Je-tu: pourquoi je crois au commerce équitable

En 1923, le philosophe juif d'origine autrichienne Martin Buber a publié un court livre qu'il a intitulé Je et Tu. C'est un livre sur le dialogue et la rencontre, sur la manière dont les humains établissent une relation avec le monde, qu'il s'agisse du monde naturel minéral, végétal ou animal, de nos semblables ou de Dieu, que Buber entendait au sens le plus large, le plus oecuménique qui soit.

Une phrase clé du livre est restée définitivement gravée dans mon esprit: «Tout est rencontre.»

Buber avançait que nos relations avec le monde pouvaient être classées de deux façons, selon qu'elles reflètent une relation je-objet ou je-tu. Chacune de ces relations n'est pas simplement un semblant de rencontre ou une attitude mais un mode d'existence. La relation je-tu est la plus grande. Dans son incarnation la plus complète, Buber l'imaginait comme la relation qu'une personne établirait avec Dieu, quelque chose de vécu dans la plénitude de l'être. Un grand amour ou une profonde amitié seraient des exemples plus courants d'une relation je-tu. De tels rapports se caractérisent par l'engagement, l'intensité, la réciprocité, la présence effective, la confiance. C'est une rencontre qui a un vrai sens, qui est touchée par la grâce.

Engagement moins élevé

La relation je-objet (i.e. tout élément du monde) nécessite un engagement moins élevé, moins entier, dans lequel une partie seulement de soi est donnée à l'autre. L'objet en question n'est d'ailleurs pas forcément un objet. En termes humains, c'est le plus souvent un rôle qui est joué. Les relations entre les professeurs et les étudiants, les médecins et les patients, les prêtres et les paroissiens, les vendeurs et les acheteurs, les patrons et les employés, sont toutes des relations de type je-objet. L'utilité, l'intention, le but, le calcul sont tous des caractéristiques des relations je-objet.

Une relation je-objet est bonne à la condition qu'on ait conscience des limitations d'un tel rapport objectif. Aucune relation je-objet ne peut englober toute la personne ou sonder la signification la plus profonde de la vie. Rester trop longtemps au niveau des relations je-objet réduit notre humanité, l'humanité des deux participants. Car la nature du je change selon la relation établie. Dans la relation je-objet, le je, même si ce n'est que superficiellement ou temporairement, mesure, calcule, utilise. Ce n'est pas le cas dans la relation je-tu, où le je s'ouvre, fait confiance, lâche prise, affirme. Une relation, n'importe quelle relation, touche les deux participants. Buber préconisait une relation je-tu aussi fréquemment que possible et une relation je-objet aussi souvent que nécessaire. Derrière tout objet, il nous enjoignait à ne pas oublier le tu qui s'y trouvait.

Commerce équitable

Je ne peux imaginer une application de cette philosophie qui soit plus urgente ou plus nécessaire que maintenant, dans nos relations économiques avec les pays en développement. L'iniquité économique engendre non seulement la pauvreté matérielle mais une pauvreté de la personne tout entière, une pauvreté du corps et de l'âme. Et pas seulement là-bas, dans le Tiers-Monde, mais aussi parmi nous, ici, au Canada.
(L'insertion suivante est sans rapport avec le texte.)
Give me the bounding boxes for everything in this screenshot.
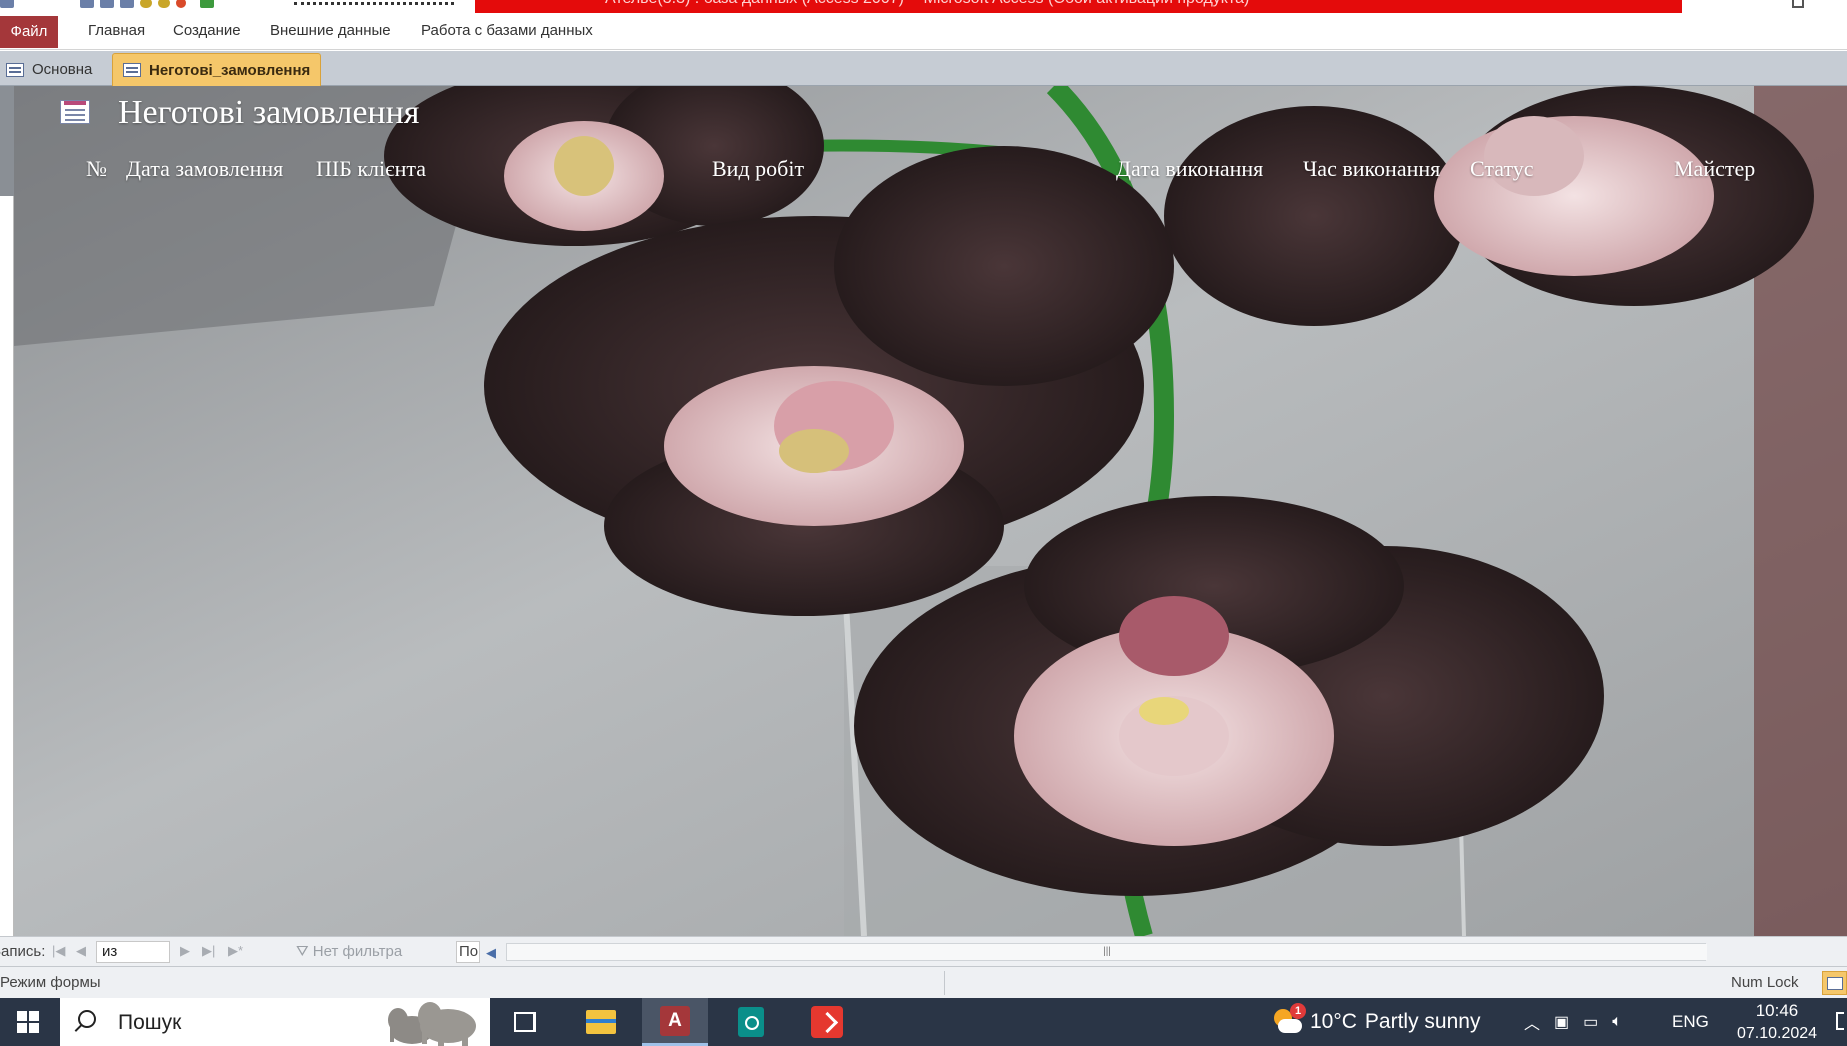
record-navigation-bar: Запись: |◀ ◀ из ▶ ▶| ▶* ⛛ Нет фильтра По… — [0, 936, 1847, 966]
record-selector-strip[interactable] — [0, 86, 14, 936]
form-title: Неготові замовлення — [118, 94, 420, 131]
form-icon — [123, 63, 141, 77]
tool-icon[interactable] — [140, 0, 152, 8]
access-icon: A — [660, 1005, 690, 1036]
status-bar: Режим формы Num Lock — [0, 966, 1847, 998]
record-number-field[interactable]: из — [96, 941, 170, 963]
title-bar: Ателье(3.3) : база данных (Access 2007) … — [0, 0, 1847, 14]
print-icon[interactable] — [100, 0, 114, 8]
clock-time: 10:46 — [1755, 1001, 1799, 1020]
document-tabs: Основна Неготові_замовлення — [0, 51, 1847, 86]
horizontal-scrollbar[interactable]: ◀ ||| — [484, 941, 1724, 963]
task-view-button[interactable] — [492, 998, 558, 1046]
volume-icon[interactable]: 🔈︎ — [1612, 1013, 1622, 1031]
save-icon[interactable] — [80, 0, 94, 8]
clock-date: 07.10.2024 — [1736, 1025, 1818, 1042]
form-view: Неготові замовлення № Дата замовлення ПІ… — [0, 86, 1847, 936]
app-icon — [738, 1007, 764, 1037]
prev-record-button[interactable]: ◀ — [76, 943, 86, 959]
weather-widget[interactable]: 1 10°C Partly sunny — [1272, 1003, 1481, 1040]
record-label: Запись: — [0, 943, 46, 960]
doc-tab-label: Неготові_замовлення — [149, 61, 311, 79]
doc-tab-main[interactable]: Основна — [0, 53, 102, 86]
access-app-button[interactable]: A — [642, 998, 708, 1046]
weather-description: Partly sunny — [1364, 1010, 1481, 1033]
view-mode-text: Режим формы — [0, 974, 101, 991]
quick-access-toolbar[interactable] — [0, 0, 214, 12]
tool-icon[interactable] — [176, 0, 186, 8]
partly-sunny-icon: 1 — [1272, 1003, 1306, 1037]
num-lock-indicator: Num Lock — [1731, 974, 1799, 991]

La distinction je-tu et je-objet est la raison pour laquelle je crois au commerce équitable, c'est-à-dire un commerce qui se caractérise par un souci de justice économique et sociale. Le café équitable, le vaisseau amiral du commerce équitable, est produit dans des coopératives qui se distinguent par des salaires équitables, par des conditions de travail décentes, par un engagement démocratique de la part des travailleurs; ces coopératives se préoccupent également de la protection de l'environnement. Le café équitable se rapproche d'une relation je-tu entre nous et les personnes qui nous permettent de secouer notre torpeur matinale.

En achetant des produits équitables, nous manifestons du respect envers les hommes et les femmes qui cultivent ou fabriquent ces produits et en font le commerce. Au Canada, cela signifie l'achat de produits qui portent la mention «Certifié équitable» de TransFair Canada.

Nous vivons maintenant dans un univers dominé par le seul objet, où le profit et les biens personnels semblent souvent compter davantage que la qualité de vie. Nos relations avec les pays en développement ont été particulièrement marquées par cette présence incontestable de l'objet. La présence du tu dans le commerce équitable est une façon de reconquérir notre humanité et celle de ceux qui sont moins fortunés. La relation je-tu n'est pas une affaire de rencontre extatique avec Dieu. Buber ne croyait pas aux élites, qu'elles soient économiques, héréditaires ou mystiques. Se donner soi-même, tout comme le fait de refuser de se donner soi-même, n'est pas un luxe que seuls quelques-uns peuvent se payer. Une relation je-tu est à notre portée à tous. Nous n'avons qu'à faire l'effort de tendre vers l'autre.